By Bill Riegler
If you are a small business owner or starting up a new business, get yourself a mentor, or six.
You read correctly; the more the merrier.
Most small business owners, myself included when I owned a small business recently, do not get a mentor. That doesn’t mean we don’t ask occasional advice from friends or other business owners, however, that is different than a mentor.
Merriam-Webster defines a mentor as a trusted counselor or guide. A mentor often has some experience or skills that the mentee can use and can provide suggestions and guidance over the long haul of owning the business or creating the startup, or at the very least for an extended period of time. This longer period of consistent time is what I believe makes a mentorship work.
In my own experience, I started a small business in my hometown of Ventura, after a 25-year career in the corporate world. I probably had more business experience than most small business startups, however, there were a few things that a mentor could have helped me out with. For example, structure, the difference between setting up an LLC versus an S corporation. An LLC is the simpler and more common small business structure, however, as the business grows, state fees based on revenue also grow. For an S corporation, the fees are based on net income, and for a low margin business like mine, this probably would have been a better option for me.
Good mentors don’t always have to have experience in your industry. Perhaps someone outside your industry can provide a helpful different perspective or offer insights from their industry of expertise.

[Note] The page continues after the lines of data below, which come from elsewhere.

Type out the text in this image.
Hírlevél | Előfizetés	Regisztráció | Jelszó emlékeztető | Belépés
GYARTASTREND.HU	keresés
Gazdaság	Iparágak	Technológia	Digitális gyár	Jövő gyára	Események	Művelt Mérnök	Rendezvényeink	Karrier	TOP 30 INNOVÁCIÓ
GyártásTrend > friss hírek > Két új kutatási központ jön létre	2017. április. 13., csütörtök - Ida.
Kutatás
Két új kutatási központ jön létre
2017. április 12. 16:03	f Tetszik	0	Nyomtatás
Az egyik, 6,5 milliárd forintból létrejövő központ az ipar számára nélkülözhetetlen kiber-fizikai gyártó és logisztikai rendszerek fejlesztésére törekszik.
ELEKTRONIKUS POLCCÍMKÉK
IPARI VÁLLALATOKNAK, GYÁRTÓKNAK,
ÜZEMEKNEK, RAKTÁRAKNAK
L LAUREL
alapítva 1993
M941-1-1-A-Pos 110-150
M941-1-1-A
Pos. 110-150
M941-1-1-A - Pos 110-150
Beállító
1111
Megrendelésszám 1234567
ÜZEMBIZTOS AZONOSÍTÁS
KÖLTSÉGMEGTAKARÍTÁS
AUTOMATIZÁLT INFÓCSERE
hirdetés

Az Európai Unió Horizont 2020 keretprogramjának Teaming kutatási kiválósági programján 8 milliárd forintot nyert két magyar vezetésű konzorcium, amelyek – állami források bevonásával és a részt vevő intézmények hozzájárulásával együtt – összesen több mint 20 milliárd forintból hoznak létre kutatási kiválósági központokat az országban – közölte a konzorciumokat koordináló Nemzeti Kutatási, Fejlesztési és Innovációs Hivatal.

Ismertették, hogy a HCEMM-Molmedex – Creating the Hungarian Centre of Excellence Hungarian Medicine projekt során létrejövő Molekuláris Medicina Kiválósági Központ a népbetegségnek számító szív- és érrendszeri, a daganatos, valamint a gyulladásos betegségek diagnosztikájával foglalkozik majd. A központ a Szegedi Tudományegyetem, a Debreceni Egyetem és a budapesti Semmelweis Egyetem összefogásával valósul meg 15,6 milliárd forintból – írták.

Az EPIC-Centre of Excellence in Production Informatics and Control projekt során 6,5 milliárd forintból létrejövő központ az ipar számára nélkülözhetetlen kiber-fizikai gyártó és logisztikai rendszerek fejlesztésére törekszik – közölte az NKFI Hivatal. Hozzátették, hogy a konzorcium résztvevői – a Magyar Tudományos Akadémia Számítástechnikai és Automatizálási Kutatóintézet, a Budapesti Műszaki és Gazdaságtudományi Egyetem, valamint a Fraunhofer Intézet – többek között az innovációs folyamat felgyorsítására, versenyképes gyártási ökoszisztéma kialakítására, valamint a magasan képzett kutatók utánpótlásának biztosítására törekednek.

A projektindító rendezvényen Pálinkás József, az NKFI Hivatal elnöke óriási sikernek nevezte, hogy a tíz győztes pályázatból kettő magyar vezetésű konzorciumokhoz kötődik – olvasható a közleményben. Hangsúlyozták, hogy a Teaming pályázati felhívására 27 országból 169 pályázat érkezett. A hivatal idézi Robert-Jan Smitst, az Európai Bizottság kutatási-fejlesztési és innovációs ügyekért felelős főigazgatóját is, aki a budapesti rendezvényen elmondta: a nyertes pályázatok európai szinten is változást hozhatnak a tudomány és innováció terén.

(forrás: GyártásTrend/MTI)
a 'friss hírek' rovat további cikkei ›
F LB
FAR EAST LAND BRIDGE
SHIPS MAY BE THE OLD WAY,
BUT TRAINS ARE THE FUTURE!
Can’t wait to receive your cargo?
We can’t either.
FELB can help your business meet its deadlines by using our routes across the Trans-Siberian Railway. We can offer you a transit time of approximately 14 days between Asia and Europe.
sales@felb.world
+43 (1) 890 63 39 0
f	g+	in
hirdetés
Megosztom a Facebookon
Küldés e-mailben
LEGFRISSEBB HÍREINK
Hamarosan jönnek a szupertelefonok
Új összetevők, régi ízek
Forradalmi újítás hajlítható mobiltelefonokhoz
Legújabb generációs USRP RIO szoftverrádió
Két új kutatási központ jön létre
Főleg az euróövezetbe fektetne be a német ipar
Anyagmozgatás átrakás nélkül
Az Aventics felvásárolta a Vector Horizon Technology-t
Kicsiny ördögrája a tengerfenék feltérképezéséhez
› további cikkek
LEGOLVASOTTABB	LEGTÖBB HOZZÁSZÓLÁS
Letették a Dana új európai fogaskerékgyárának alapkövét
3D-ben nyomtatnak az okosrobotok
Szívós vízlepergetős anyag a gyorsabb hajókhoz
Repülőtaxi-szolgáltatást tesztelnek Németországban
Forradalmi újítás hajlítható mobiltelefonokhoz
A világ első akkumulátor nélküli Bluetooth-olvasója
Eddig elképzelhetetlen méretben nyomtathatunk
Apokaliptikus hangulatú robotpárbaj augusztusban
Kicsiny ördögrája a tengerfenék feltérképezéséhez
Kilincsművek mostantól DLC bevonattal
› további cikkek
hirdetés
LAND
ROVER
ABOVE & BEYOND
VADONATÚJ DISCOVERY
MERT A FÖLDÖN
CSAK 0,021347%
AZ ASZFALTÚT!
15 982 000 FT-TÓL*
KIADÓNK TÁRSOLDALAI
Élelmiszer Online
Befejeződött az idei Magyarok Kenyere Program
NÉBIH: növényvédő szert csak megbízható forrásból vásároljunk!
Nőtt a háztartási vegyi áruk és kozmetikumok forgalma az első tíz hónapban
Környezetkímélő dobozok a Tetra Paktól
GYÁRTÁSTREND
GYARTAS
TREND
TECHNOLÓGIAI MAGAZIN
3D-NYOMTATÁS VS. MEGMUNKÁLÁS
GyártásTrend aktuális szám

A mentor with sales and marketing experience can be a huge plus for a small business or startup. This is especially true if the mentee business owner does not have this experience. Sales and marketing are such a very important aspect of any business that mentoring in this area can prevent potential problems.
There are many places to find a mentor. Your local chamber of commerce can often recommend a fellow business owner that could act as a mentor. There are also several local organizations connected to the Small Business Administration that often provide free mentors. These include SCORE, the Economic Development Collaborative — Ventura County and Women’s Economic Ventures. Go get yourself a mentor today.
• Bill Riegler is a small business and startup mentor for SCORE Ventura County.